9:42 PM

lawyer jokes compilation 19

Posted by ANUAR SANi

Two law partners hire a new cute, young secretary and a contest arises between them as
to who can bed her first, even though they're both already married. Eventually one of
them scores with her and his partner is quite eager to hear how things went. “So what did
you think?” he asks.
“Ahh,” replies the first lawyer, “my wife is better.”
Some time goes by, and then the second lawyer goes to bed with the secretary. “So,” asks
the first guy, “what did you think?”
The second guy replies, “You were right.”


After a lengthy conference with the estranged husband, the lawyer reported to his client.
“Mrs. LaMay, I have succeeded in making a settlement with your husband that is
eminently fair to both of you.”
“Fair to both?!” exploded Mrs. LaMay. “I could have done that myself. What the hell do
you think I hired a lawyer for?”


My lawyer is bilingual. He speaks English and double talk.


The two teenagers were arrested for public lewdness and possession of marijuana when
they were found naked, each smoking a joint, sitting on the edge of the fountain in the
town square.
The arresting officer told them they were entitled to a phone call, since he was unable to
reach either parent.
Some time later, a man entered the station and the sergeant said, “I suppose you're the
kids' lawyer.”
“Nope,” the chap replied. “I'm just here to deliver them a pizza.”


At a paternity trial, the blonde's lawyer asked, “On the night of July 16, at approximately
11:45 p.m., in the locale known generally as ‘Lover's Lane,’ did the defendant have
sexual relations with you?”
“Yes,” whispered the girl, her head bowed.
“And did the defendant on that occasion, to the best of your knowledge, have a climax?”
the lawyer continued.
“Oh no,” she replied, “I'm pretty sure he had one of them real fancy Jaguars.”

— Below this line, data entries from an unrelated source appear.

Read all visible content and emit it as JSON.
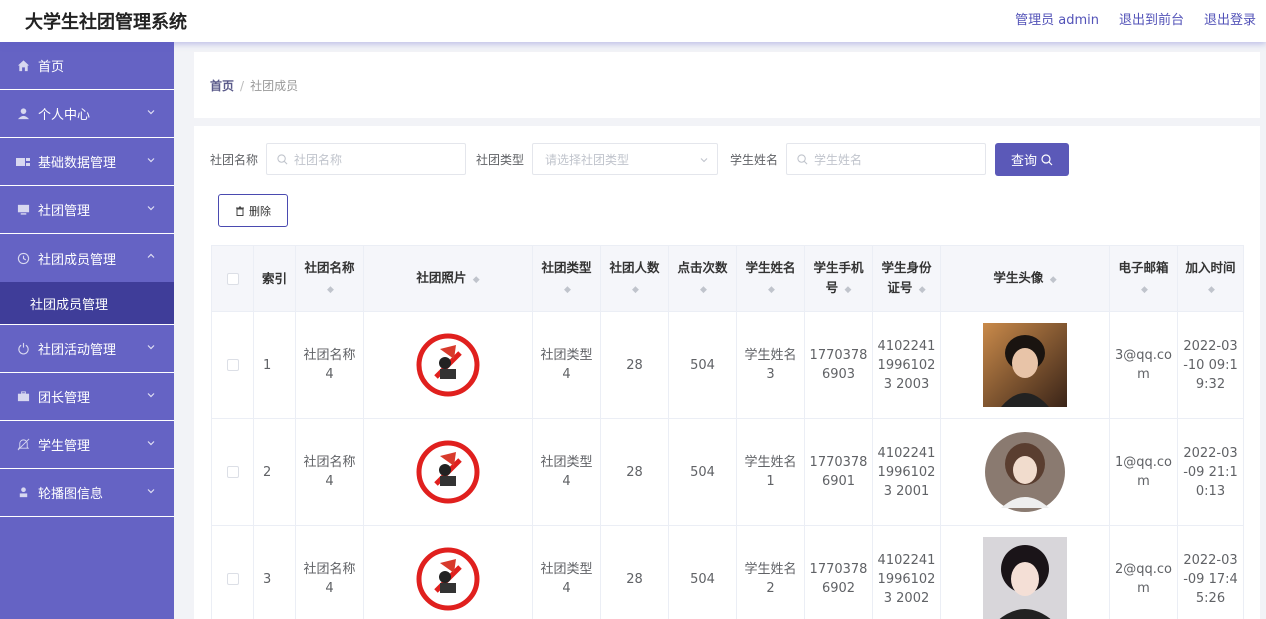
{
  "header": {
    "title": "大学生社团管理系统",
    "admin": "管理员 admin",
    "to_front": "退出到前台",
    "logout": "退出登录"
  },
  "sidebar": {
    "items": [
      {
        "label": "首页",
        "icon": "home-icon"
      },
      {
        "label": "个人中心",
        "icon": "user-icon"
      },
      {
        "label": "基础数据管理",
        "icon": "data-icon"
      },
      {
        "label": "社团管理",
        "icon": "monitor-icon"
      },
      {
        "label": "社团成员管理",
        "icon": "clock-icon"
      },
      {
        "label": "社团成员管理",
        "icon": "submenu"
      },
      {
        "label": "社团活动管理",
        "icon": "power-icon"
      },
      {
        "label": "团长管理",
        "icon": "briefcase-icon"
      },
      {
        "label": "学生管理",
        "icon": "bell-icon"
      },
      {
        "label": "轮播图信息",
        "icon": "person-icon"
      }
    ]
  },
  "breadcrumb": {
    "home": "首页",
    "sep": "/",
    "current": "社团成员"
  },
  "filters": {
    "club_name_label": "社团名称",
    "club_name_placeholder": "社团名称",
    "club_type_label": "社团类型",
    "club_type_placeholder": "请选择社团类型",
    "student_name_label": "学生姓名",
    "student_name_placeholder": "学生姓名",
    "query_label": "查询"
  },
  "actions": {
    "delete_label": "删除"
  },
  "table": {
    "headers": {
      "index": "索引",
      "club_name": "社团名称",
      "club_photo": "社团照片",
      "club_type": "社团类型",
      "club_count": "社团人数",
      "clicks": "点击次数",
      "student_name": "学生姓名",
      "phone": "学生手机号",
      "id_card": "学生身份证号",
      "avatar": "学生头像",
      "email": "电子邮箱",
      "join_time": "加入时间"
    },
    "rows": [
      {
        "index": "1",
        "club_name": "社团名称4",
        "club_type": "社团类型4",
        "club_count": "28",
        "clicks": "504",
        "student_name": "学生姓名3",
        "phone": "17703786903",
        "id_card": "410224119961023 2003",
        "email": "3@qq.com",
        "join_time": "2022-03-10 09:19:32"
      },
      {
        "index": "2",
        "club_name": "社团名称4",
        "club_type": "社团类型4",
        "club_count": "28",
        "clicks": "504",
        "student_name": "学生姓名1",
        "phone": "17703786901",
        "id_card": "410224119961023 2001",
        "email": "1@qq.com",
        "join_time": "2022-03-09 21:10:13"
      },
      {
        "index": "3",
        "club_name": "社团名称4",
        "club_type": "社团类型4",
        "club_count": "28",
        "clicks": "504",
        "student_name": "学生姓名2",
        "phone": "17703786902",
        "id_card": "410224119961023 2002",
        "email": "2@qq.com",
        "join_time": "2022-03-09 17:45:26"
      }
    ]
  },
  "colors": {
    "sidebar_bg": "#6563c4",
    "sidebar_active": "#3f3d99",
    "accent": "#5b59b8"
  }
}
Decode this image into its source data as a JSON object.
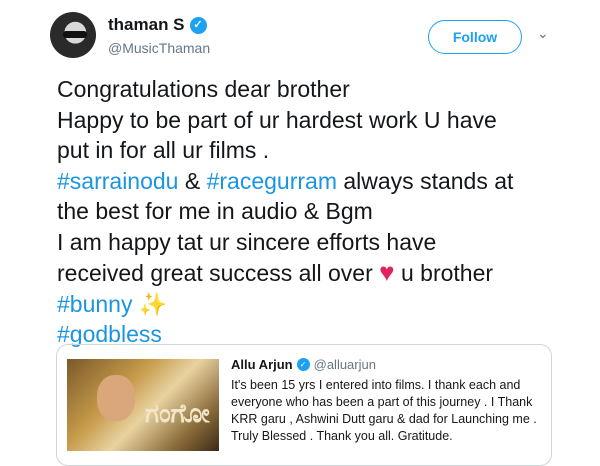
{
  "author": {
    "name": "thaman S",
    "handle": "@MusicThaman",
    "verified_mark": "✓"
  },
  "follow_button": {
    "label": "Follow"
  },
  "menu": {
    "chevron": "⌄"
  },
  "tweet": {
    "line1": "Congratulations dear brother",
    "line2": "Happy to be part of ur hardest work U have",
    "line3": "put in for all ur films .",
    "line4_hashtag1": "#sarrainodu",
    "line4_mid": " & ",
    "line4_hashtag2": "#racegurram",
    "line4_end": " always stands at",
    "line5": "the best for me in audio & Bgm",
    "line6": "I am happy tat ur sincere efforts have",
    "line7_start": "received great success all over ",
    "heart": "♥",
    "line7_end": " u brother",
    "hashtag_bunny": "#bunny",
    "sparkles": "✨",
    "hashtag_godbless": "#godbless"
  },
  "quoted_tweet": {
    "name": "Allu Arjun",
    "verified_mark": "✓",
    "handle": "@alluarjun",
    "text": "It's been 15 yrs I entered into films. I thank each and everyone who has been a part of this journey . I Thank  KRR garu , Ashwini Dutt garu & dad for Launching me . Truly Blessed . Thank you all. Gratitude.",
    "image_logo": "ಗಂಗೋ"
  },
  "colors": {
    "accent": "#1da1f2",
    "hashtag": "#1b95e0",
    "heart": "#e0245e",
    "secondary_text": "#657786"
  }
}
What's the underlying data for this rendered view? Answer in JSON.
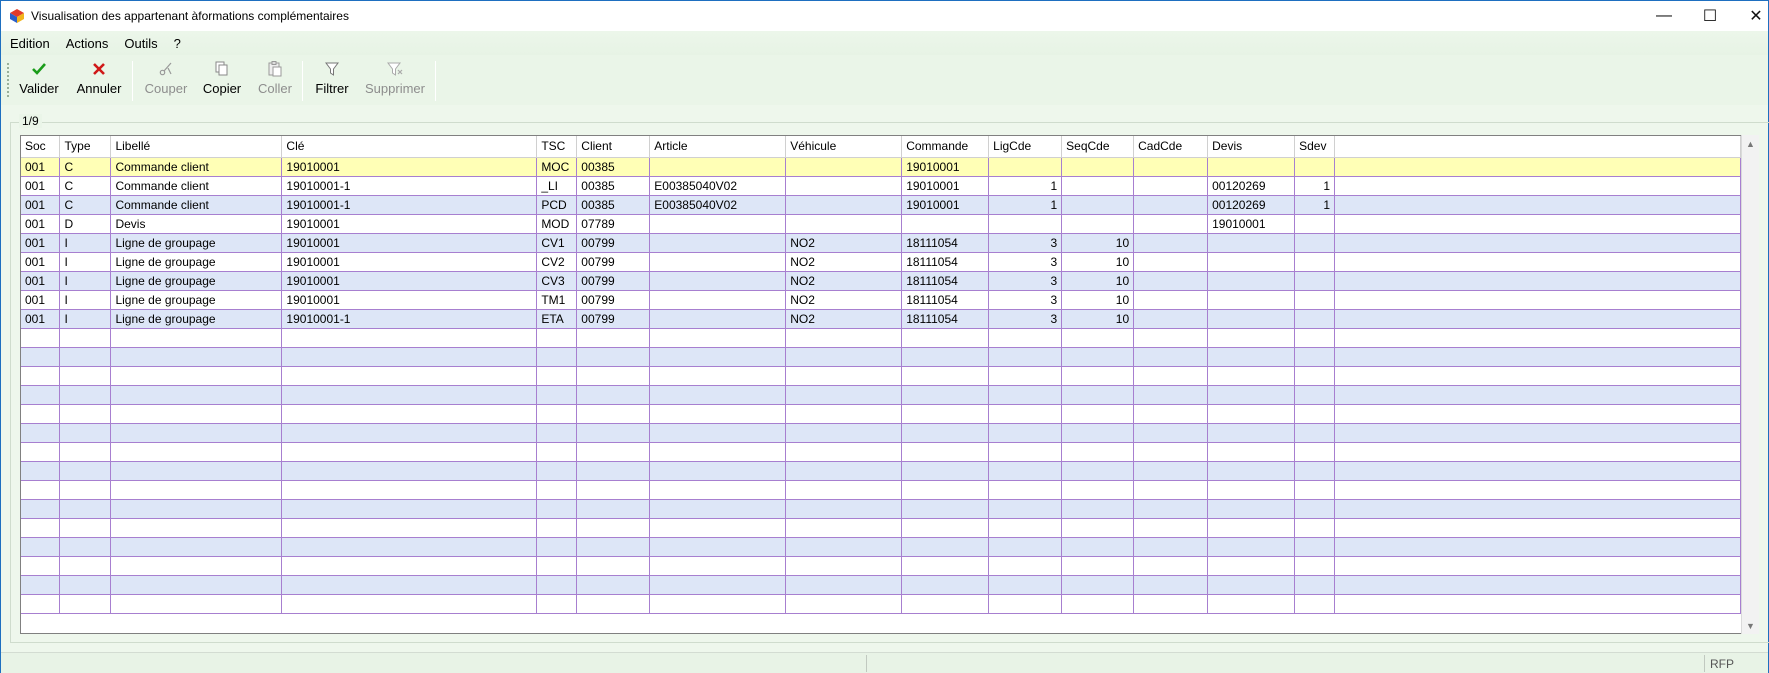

An old man was a witness in a burglary case.
The defense lawyer asked Sam, “Did you see my client commit this burglary?”
“Yes,” said Sam, “I saw him plainly take the goods.”
The lawyer asks Sam again, “Sam, this happened at night. Are you sure you saw my
client commit this crime?”
“Yes,” says Sam, “I saw him do it.”
Then the lawyer asks Sam, “Sam, listen, you are 80 years old and your eye sight is
probably bad. Just how far can you see at night?”
Sam says, “I can see the moon, how far is that?”